Prime Minister Shinzo Abe’s administration will take “drastic” measures to revitalize the economy, Finance Minister Taro Aso pledged Thursday, suggesting that previous policies had been insufficient to beat back more than a decade of deflation.
“Deflation is a deep-rooted problem that has undermined the Japanese economy” because it has “hampered investment toward the future,” Aso said in a speech to the Lower House.
To jack up the economy, he said the administration will push through what Abe calls his “three arrows” of flexible fiscal spending, aggressive monetary easing and growth strategies.
He added that the administration’s economic policies, dubbed “Abenomics,” aimed at preventing declining prices have drawn global attention, given that Japan has undergone the most pronounced period of deflation by a major developed economy since World War II.

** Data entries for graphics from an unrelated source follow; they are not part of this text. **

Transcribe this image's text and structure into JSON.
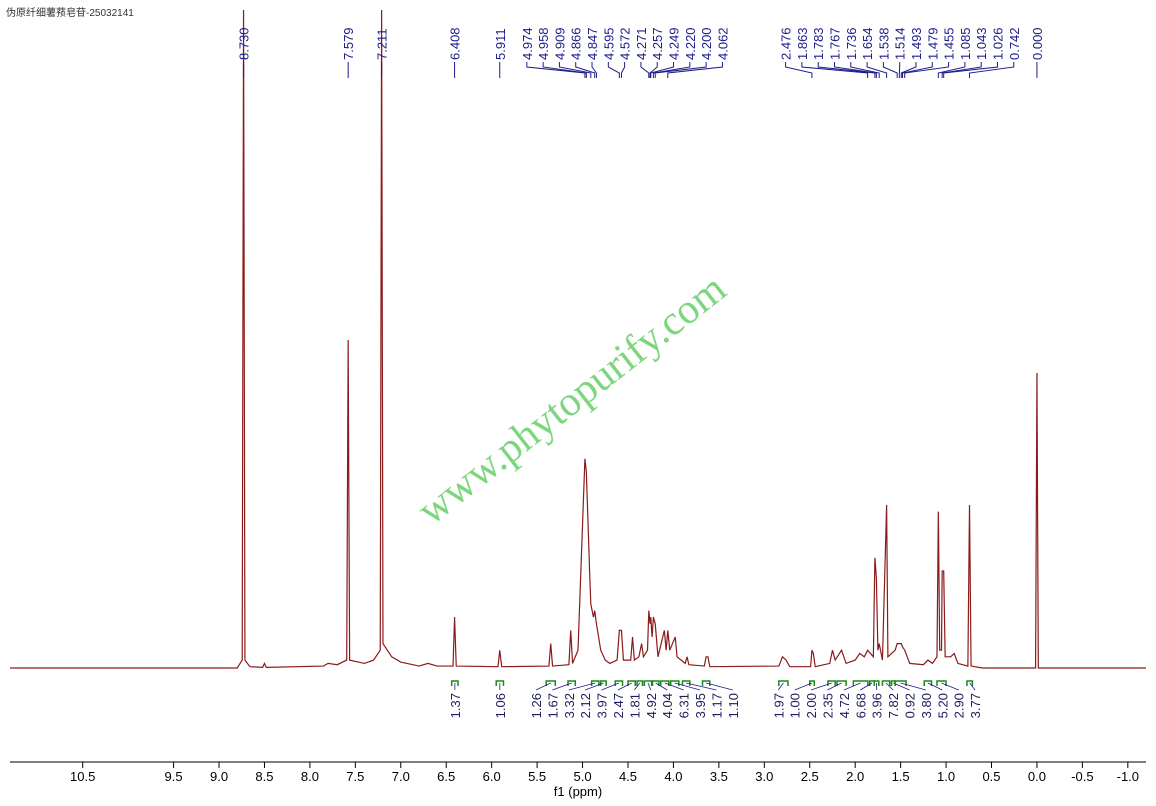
{
  "chart_data": {
    "type": "line",
    "title": "伪原纤细薯蓣皂苷-25032141",
    "watermark": "www.phytopurify.com",
    "xlabel": "f1 (ppm)",
    "xlim": [
      11.3,
      -1.2
    ],
    "ylim": [
      0,
      100
    ],
    "color": "#8b1a1a",
    "xticks": [
      10.5,
      9.5,
      {
        "value": 9,
        "label": "9.0"
      },
      8.5,
      {
        "value": 8,
        "label": "8.0"
      },
      7.5,
      {
        "value": 7,
        "label": "7.0"
      },
      6.5,
      {
        "value": 6,
        "label": "6.0"
      },
      5.5,
      {
        "value": 5,
        "label": "5.0"
      },
      4.5,
      {
        "value": 4,
        "label": "4.0"
      },
      3.5,
      {
        "value": 3,
        "label": "3.0"
      },
      2.5,
      {
        "value": 2,
        "label": "2.0"
      },
      1.5,
      {
        "value": 1,
        "label": "1.0"
      },
      0.5,
      {
        "value": 0,
        "label": "0.0"
      },
      -0.5,
      {
        "value": -1,
        "label": "-1.0"
      }
    ],
    "x": [
      11.3,
      8.8,
      8.745,
      8.73,
      8.715,
      8.66,
      8.52,
      8.5,
      8.48,
      7.85,
      7.8,
      7.7,
      7.595,
      7.579,
      7.563,
      7.4,
      7.3,
      7.226,
      7.211,
      7.196,
      7.1,
      7.0,
      6.8,
      6.7,
      6.6,
      6.425,
      6.408,
      6.39,
      5.93,
      5.911,
      5.89,
      5.37,
      5.35,
      5.33,
      5.15,
      5.13,
      5.11,
      5.05,
      4.974,
      4.958,
      4.92,
      4.909,
      4.88,
      4.866,
      4.847,
      4.8,
      4.75,
      4.7,
      4.62,
      4.595,
      4.572,
      4.55,
      4.47,
      4.45,
      4.43,
      4.38,
      4.35,
      4.33,
      4.285,
      4.271,
      4.257,
      4.249,
      4.235,
      4.22,
      4.2,
      4.17,
      4.1,
      4.08,
      4.062,
      4.04,
      3.98,
      3.96,
      3.87,
      3.85,
      3.83,
      3.66,
      3.64,
      3.62,
      3.6,
      2.84,
      2.8,
      2.76,
      2.72,
      2.49,
      2.476,
      2.46,
      2.44,
      2.28,
      2.25,
      2.22,
      2.15,
      2.1,
      2.0,
      1.95,
      1.9,
      1.863,
      1.8,
      1.783,
      1.767,
      1.75,
      1.736,
      1.7,
      1.654,
      1.64,
      1.56,
      1.538,
      1.514,
      1.493,
      1.479,
      1.455,
      1.4,
      1.25,
      1.2,
      1.15,
      1.1,
      1.085,
      1.07,
      1.05,
      1.043,
      1.026,
      1.01,
      0.95,
      0.91,
      0.87,
      0.76,
      0.742,
      0.725,
      0.6,
      0.015,
      0.0,
      -0.015,
      -1.2
    ],
    "values": [
      0.3,
      0.3,
      1.5,
      100,
      1.5,
      0.5,
      0.4,
      1,
      0.4,
      0.6,
      1,
      0.8,
      1.5,
      50,
      1.5,
      1,
      1.5,
      3,
      100,
      4,
      2,
      1.2,
      0.6,
      1,
      0.6,
      0.6,
      8,
      0.6,
      0.5,
      3,
      0.5,
      0.6,
      4,
      0.6,
      0.8,
      6,
      1,
      3,
      32,
      30,
      14,
      10,
      8,
      9,
      7,
      3,
      1.5,
      1,
      1.5,
      6,
      6,
      1.5,
      1.5,
      5,
      1.5,
      2,
      4,
      2,
      3,
      9,
      7,
      8,
      5,
      8,
      7,
      2,
      6,
      3,
      6,
      3,
      5,
      2,
      1,
      2,
      0.8,
      0.6,
      2,
      2,
      0.5,
      0.6,
      2,
      1.5,
      0.5,
      0.5,
      3,
      2.5,
      0.5,
      1,
      3,
      1.5,
      3,
      1,
      1.5,
      2.5,
      2,
      3,
      2,
      17,
      14,
      3,
      4,
      1.5,
      25,
      2,
      3,
      4,
      4,
      4,
      3.5,
      3,
      1,
      0.8,
      1.5,
      1,
      2,
      24,
      3,
      3,
      15,
      15,
      2,
      2,
      2.5,
      1,
      0.6,
      25,
      0.6,
      0.3,
      0.3,
      45,
      0.3,
      0.3
    ],
    "peak_labels": [
      {
        "value": 8.73,
        "label": "8.730"
      },
      7.579,
      7.211,
      6.408,
      5.911,
      4.974,
      4.958,
      4.909,
      4.866,
      4.847,
      4.595,
      4.572,
      4.271,
      4.257,
      4.249,
      {
        "value": 4.22,
        "label": "4.220"
      },
      {
        "value": 4.2,
        "label": "4.200"
      },
      4.062,
      2.476,
      1.863,
      1.783,
      1.767,
      1.736,
      1.654,
      1.538,
      1.514,
      1.493,
      1.479,
      1.455,
      1.085,
      1.043,
      1.026,
      0.742,
      {
        "value": 0,
        "label": "0.000"
      }
    ],
    "integrals": [
      {
        "range": [
          6.44,
          6.37
        ],
        "value": 1.37
      },
      {
        "range": [
          5.95,
          5.87
        ],
        "value": 1.06
      },
      {
        "range": [
          5.4,
          5.3
        ],
        "value": 1.26
      },
      {
        "range": [
          5.16,
          5.08
        ],
        "value": 1.67
      },
      {
        "range": [
          4.9,
          4.82
        ],
        "value": 3.32
      },
      {
        "range": [
          4.8,
          4.74
        ],
        "value": 2.12
      },
      {
        "range": [
          4.64,
          4.56
        ],
        "value": 3.97
      },
      {
        "range": [
          4.5,
          4.42
        ],
        "value": 2.47
      },
      {
        "range": [
          4.4,
          4.34
        ],
        "value": 1.81
      },
      {
        "range": [
          4.32,
          4.24
        ],
        "value": 4.92
      },
      {
        "range": [
          4.23,
          4.16
        ],
        "value": 4.04
      },
      {
        "range": [
          4.14,
          4.05
        ],
        "value": 6.31
      },
      {
        "range": [
          4.03,
          3.94
        ],
        "value": 3.95
      },
      {
        "range": [
          3.9,
          3.82
        ],
        "value": 1.17
      },
      {
        "range": [
          3.68,
          3.6
        ],
        "value": {
          "value": 1.1,
          "label": "1.10"
        }
      },
      {
        "range": [
          2.84,
          2.74
        ],
        "value": 1.97
      },
      {
        "range": [
          2.5,
          2.45
        ],
        "value": {
          "value": 1,
          "label": "1.00"
        }
      },
      {
        "range": [
          2.3,
          2.22
        ],
        "value": {
          "value": 2,
          "label": "2.00"
        }
      },
      {
        "range": [
          2.2,
          2.1
        ],
        "value": 2.35
      },
      {
        "range": [
          2.02,
          1.86
        ],
        "value": 4.72
      },
      {
        "range": [
          1.84,
          1.79
        ],
        "value": 6.68
      },
      {
        "range": [
          1.79,
          1.74
        ],
        "value": 3.96
      },
      {
        "range": [
          1.7,
          1.62
        ],
        "value": 7.82
      },
      {
        "range": [
          1.6,
          1.56
        ],
        "value": 0.92
      },
      {
        "range": [
          1.56,
          1.44
        ],
        "value": {
          "value": 3.8,
          "label": "3.80"
        }
      },
      {
        "range": [
          1.24,
          1.16
        ],
        "value": {
          "value": 5.2,
          "label": "5.20"
        }
      },
      {
        "range": [
          1.1,
          1.0
        ],
        "value": {
          "value": 2.9,
          "label": "2.90"
        }
      },
      {
        "range": [
          0.77,
          0.71
        ],
        "value": 3.77
      }
    ]
  }
}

“As a pioneer, Japan should achieve the end of deflationary recession and present a solution to the world,” he told the Lower House.
Turning to the current situation, Aso said the economy “has shown positive signs” of picking up, given that stock prices have rebounded.
Aiming to ensure a recovery, Aso called for swift passage of a record ¥92.61 trillion initial budget for fiscal 2013, which Abe’s Cabinet submitted to the Diet earlier in the day.
On Tuesday, the Diet enacted a ¥13.1 trillion supplementary budget for fiscal 2012 to finance a stimulus package centered on big public works projects.
With the two budgets covering financing needs for a total of 15 months, the administration will implement economic steps in a seamless manner, Aso said.
The government now expects the economy to grow 2.5 percent in real terms and 2.7 percent in nominal terms in fiscal 2013, predicting the new stimulus package will spur domestic demand and that the global economy will rebound.
Amid growing concern over the fiscal health of the world’s third-biggest economy, already the worst among developed countries, Aso said, “It is important to maintain trust in Japan’s fiscal policy.”
Aso touched on the need to achieve the government’s goal of halving the ratio of the deficit in the primary balance to gross domestic product by fiscal 2015 from the level in fiscal 2010 and turning it into a surplus by fiscal 2020.
“We’ll consider a path to simultaneously achieve fiscal rehabilitation and Japan’s economic revival,” Aso said.
The economy shrank an annualized real 0.4 percent in October-December for the third straight quarterly contraction on tepid exports and capital spending.
In a separate speech Thursday, economic revitalization minister Akira Amari said aggressive monetary easing by the Bank of Japan is “vital” to get the economy on a sustainable recovery track.
The government hopes the BOJ “will promote bold monetary easing” to attain as soon as possible the 2 percent inflation target set in January, Amari said.
He promised to carry out growth strategies in a steady manner, putting emphasis on restoring Japan’s international competitiveness and reinforcing its innovation capacity.
He said the Abe government, formed Dec. 26, is scheduled to finalize the strategies by the middle of this year.